Bolsa, mercados y cotizaciones
Clients pull out 23 percent of Diamondback's capital
Diamondback executives had set a deadline of February 15 for pension funds, endowments and wealthy investors to tell the firm if they wanted to pull money out. By Thursday, the firm had tallied the total, reporting that 23 percent of its capital will be removed by the end of March.
At the same time, several large investors, including Blackstone Group LP , which had the most money available for redemption, are staying put, people familiar with the hedge fund said.
Reuters obtained a copy of Diamondback's brief, three-paragraph letter to investors. A spokeswoman for the firm declined to comment.
Diamondback was one of four firms visited by FBI agents in November. Shortly after the raid, the firm placed a portfolio manager on leave. Neither the firm nor the manager has been charged with any wrongdoing.
Still, investors where getting nervous about any whiff of scandal.
In less than two weeks, the amount of money that investors wanted back more than doubled. On February 1, investors were told the firm faced redemptions of $534 million.
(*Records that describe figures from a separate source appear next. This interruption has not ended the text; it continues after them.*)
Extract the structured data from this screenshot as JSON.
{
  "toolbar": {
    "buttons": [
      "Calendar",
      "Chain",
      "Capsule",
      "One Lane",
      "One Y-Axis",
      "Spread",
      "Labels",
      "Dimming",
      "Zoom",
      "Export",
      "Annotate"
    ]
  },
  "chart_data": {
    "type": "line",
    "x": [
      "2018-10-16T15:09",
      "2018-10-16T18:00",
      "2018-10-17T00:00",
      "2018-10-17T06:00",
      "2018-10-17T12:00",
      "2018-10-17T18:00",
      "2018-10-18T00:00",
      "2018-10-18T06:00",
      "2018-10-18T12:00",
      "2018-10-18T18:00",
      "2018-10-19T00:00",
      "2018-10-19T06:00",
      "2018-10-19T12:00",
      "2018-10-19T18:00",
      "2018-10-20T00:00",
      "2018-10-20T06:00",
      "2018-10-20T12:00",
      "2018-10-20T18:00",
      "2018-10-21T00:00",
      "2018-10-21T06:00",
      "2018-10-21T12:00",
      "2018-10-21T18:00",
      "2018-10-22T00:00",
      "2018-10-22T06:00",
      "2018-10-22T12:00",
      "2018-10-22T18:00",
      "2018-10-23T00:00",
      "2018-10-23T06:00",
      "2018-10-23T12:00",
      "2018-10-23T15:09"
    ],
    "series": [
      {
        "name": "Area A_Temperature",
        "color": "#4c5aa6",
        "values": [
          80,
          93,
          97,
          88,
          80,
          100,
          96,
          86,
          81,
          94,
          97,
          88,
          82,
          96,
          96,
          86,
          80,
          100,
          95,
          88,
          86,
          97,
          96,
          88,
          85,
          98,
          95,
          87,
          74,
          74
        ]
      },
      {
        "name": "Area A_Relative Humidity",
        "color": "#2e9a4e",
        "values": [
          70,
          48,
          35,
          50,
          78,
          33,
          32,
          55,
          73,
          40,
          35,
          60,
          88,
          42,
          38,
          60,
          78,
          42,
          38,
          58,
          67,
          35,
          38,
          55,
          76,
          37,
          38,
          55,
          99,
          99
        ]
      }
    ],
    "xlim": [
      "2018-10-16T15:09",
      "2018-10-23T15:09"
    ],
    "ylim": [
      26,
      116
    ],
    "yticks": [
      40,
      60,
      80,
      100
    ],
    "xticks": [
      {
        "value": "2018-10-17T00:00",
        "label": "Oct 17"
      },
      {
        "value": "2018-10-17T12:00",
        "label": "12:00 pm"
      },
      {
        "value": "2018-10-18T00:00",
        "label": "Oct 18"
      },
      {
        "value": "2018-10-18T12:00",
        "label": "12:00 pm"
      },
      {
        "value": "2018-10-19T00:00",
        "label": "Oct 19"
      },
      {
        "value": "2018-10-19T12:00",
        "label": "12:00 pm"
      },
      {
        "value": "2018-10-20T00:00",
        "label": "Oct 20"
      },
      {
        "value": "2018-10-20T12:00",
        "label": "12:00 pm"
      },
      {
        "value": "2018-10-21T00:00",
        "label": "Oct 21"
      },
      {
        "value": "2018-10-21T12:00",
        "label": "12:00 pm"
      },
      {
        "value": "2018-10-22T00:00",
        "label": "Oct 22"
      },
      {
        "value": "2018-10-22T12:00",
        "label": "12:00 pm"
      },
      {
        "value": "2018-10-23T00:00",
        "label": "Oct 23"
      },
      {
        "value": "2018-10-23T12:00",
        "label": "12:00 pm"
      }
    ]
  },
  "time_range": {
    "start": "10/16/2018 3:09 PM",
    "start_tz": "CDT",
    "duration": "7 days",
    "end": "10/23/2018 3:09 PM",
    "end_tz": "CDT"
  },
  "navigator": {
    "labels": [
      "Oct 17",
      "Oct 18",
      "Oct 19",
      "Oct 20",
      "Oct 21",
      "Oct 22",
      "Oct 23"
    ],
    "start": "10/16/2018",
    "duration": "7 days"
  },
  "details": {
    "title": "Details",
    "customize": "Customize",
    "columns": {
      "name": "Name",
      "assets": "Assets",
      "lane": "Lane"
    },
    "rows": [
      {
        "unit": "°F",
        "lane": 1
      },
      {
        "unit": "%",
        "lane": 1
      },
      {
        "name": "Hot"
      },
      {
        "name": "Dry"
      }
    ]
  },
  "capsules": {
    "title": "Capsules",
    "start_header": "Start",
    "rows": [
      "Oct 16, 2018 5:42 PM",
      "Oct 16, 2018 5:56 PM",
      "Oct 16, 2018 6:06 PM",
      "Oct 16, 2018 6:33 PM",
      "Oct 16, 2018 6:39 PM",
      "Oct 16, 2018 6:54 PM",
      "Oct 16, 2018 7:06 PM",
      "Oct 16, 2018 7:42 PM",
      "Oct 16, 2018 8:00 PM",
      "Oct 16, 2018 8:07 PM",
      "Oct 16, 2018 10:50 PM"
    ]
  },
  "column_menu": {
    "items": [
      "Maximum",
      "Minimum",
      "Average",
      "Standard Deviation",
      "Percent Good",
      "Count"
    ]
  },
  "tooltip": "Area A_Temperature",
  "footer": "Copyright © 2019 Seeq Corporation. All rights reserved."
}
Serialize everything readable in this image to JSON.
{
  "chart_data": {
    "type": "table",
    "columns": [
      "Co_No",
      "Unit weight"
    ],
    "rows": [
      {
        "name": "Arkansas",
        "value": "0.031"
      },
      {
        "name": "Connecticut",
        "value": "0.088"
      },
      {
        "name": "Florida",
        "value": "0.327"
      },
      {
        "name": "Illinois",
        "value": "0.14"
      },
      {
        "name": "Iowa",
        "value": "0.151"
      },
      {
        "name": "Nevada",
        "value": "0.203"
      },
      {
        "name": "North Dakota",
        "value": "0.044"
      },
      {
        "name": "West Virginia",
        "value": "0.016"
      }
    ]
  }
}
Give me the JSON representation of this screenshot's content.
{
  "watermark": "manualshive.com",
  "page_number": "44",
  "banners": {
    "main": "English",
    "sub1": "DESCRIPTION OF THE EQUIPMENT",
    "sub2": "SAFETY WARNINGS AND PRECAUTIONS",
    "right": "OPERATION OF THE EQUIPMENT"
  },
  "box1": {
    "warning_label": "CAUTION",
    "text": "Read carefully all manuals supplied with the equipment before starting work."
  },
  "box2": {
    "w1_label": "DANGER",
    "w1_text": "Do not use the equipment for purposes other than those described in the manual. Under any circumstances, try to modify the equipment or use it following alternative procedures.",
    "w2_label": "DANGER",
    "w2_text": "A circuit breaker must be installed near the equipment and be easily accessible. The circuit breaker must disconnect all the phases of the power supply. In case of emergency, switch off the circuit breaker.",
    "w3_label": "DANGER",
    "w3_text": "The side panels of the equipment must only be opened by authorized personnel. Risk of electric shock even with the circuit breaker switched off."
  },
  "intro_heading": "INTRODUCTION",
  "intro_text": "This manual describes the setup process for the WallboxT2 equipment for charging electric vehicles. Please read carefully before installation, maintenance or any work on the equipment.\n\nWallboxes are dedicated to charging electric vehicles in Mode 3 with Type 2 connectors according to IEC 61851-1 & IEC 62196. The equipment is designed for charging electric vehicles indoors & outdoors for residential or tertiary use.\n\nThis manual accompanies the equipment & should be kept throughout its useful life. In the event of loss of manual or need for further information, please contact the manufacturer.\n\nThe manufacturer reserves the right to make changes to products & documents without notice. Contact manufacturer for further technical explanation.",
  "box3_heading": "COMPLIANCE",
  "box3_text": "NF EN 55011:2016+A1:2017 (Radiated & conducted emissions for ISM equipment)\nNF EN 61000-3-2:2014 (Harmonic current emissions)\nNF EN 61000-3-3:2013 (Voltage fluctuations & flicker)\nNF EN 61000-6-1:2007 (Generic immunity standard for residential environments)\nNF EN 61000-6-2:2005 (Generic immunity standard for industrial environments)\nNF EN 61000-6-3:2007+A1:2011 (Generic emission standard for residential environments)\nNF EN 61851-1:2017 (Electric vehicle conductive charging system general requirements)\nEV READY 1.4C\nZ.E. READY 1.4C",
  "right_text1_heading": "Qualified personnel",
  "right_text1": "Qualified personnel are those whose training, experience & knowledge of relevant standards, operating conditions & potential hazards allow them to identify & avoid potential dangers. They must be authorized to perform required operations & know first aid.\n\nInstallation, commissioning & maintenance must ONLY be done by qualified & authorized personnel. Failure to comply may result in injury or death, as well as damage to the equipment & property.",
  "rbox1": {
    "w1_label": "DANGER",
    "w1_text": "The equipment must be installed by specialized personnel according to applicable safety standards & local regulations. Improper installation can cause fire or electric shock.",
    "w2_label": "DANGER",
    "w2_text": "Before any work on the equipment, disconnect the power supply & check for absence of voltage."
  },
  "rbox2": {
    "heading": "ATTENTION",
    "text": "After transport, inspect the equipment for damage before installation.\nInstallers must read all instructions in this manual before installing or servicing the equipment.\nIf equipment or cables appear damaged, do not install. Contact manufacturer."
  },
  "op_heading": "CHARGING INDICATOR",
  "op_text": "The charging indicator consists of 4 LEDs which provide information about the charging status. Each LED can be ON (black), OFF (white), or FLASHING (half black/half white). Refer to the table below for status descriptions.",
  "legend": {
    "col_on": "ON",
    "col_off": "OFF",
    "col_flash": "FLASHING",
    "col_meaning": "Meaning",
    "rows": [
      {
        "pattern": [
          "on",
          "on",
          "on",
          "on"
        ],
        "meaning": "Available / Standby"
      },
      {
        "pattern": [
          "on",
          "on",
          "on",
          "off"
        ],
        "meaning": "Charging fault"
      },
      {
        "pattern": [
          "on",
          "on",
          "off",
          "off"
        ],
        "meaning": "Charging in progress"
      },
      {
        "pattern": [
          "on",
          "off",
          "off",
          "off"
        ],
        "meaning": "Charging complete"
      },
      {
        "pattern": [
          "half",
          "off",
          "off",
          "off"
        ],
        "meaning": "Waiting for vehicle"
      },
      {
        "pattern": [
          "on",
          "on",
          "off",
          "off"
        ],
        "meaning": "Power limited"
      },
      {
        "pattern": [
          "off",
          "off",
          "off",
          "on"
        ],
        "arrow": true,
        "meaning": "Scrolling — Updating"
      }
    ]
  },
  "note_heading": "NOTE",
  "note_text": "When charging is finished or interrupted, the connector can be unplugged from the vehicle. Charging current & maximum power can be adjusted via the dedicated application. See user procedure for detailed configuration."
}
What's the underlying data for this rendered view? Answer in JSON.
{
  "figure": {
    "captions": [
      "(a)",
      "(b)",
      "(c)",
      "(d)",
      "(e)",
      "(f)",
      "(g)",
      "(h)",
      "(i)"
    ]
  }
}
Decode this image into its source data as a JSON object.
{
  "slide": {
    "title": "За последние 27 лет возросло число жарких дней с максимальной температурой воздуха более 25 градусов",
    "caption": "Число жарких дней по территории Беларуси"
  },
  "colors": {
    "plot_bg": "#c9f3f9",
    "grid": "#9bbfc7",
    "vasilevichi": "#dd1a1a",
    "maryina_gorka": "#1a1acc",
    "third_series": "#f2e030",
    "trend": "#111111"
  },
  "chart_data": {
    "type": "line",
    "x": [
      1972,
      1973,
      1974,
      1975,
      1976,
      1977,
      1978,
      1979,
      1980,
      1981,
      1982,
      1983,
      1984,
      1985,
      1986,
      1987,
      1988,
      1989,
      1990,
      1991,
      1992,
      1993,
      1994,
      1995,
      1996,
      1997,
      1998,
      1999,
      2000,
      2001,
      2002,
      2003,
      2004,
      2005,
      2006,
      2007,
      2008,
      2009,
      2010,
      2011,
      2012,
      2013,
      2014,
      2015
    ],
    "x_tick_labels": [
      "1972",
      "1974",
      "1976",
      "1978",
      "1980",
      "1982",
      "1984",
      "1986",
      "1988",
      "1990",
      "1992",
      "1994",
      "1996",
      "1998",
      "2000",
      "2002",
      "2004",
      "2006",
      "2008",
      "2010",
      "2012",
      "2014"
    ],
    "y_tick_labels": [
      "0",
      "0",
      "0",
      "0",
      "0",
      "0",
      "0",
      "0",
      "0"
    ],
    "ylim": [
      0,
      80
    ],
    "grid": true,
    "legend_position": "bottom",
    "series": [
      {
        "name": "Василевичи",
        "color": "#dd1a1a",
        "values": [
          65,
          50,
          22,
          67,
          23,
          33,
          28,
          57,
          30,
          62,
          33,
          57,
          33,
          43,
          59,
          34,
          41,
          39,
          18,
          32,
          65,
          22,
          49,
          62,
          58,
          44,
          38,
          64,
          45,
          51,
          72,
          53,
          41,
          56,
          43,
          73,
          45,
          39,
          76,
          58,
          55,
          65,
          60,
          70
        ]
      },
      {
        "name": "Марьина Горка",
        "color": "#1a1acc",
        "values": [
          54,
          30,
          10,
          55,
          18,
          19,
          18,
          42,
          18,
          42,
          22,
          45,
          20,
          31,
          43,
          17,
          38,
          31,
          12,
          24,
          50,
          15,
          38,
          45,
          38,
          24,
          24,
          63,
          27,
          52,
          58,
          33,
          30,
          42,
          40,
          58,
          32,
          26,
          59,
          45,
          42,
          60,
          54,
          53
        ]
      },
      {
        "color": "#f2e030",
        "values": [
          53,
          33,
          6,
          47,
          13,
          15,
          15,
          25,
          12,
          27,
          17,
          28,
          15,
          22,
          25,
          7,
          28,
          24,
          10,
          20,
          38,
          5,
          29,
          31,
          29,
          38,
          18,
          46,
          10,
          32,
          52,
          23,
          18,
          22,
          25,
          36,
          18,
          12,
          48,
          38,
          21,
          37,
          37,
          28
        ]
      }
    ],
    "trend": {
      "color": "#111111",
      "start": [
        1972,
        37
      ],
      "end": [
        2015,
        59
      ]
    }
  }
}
The number had climbed to about $1 billion by early this week.
Several large investors have said privately that they still have confidence in the firm, which recently managed $5.5 billion.
Pension funds including the New York State Common Retirement Fund, the Indiana Public Employees Retirement Fund, the School Employees Retirement System of Ohio, the Missouri State Employees Retirement System and the New Mexico Public Employees Retirement Association were all invested with the firm late last year.
Last week, Level Global Investors, another of the firms raided by federal agents, told investors it was shutting down.
Diamondback, founded by SAC alumni Richard Schimel and Larry Sapanski, employs about 200 people, and its individual managers are given greater latitude in trading than at Level Global.
It is significantly larger than Level Global, where trading appeared to have been concentrated among a few people, sources familiar with the firms said.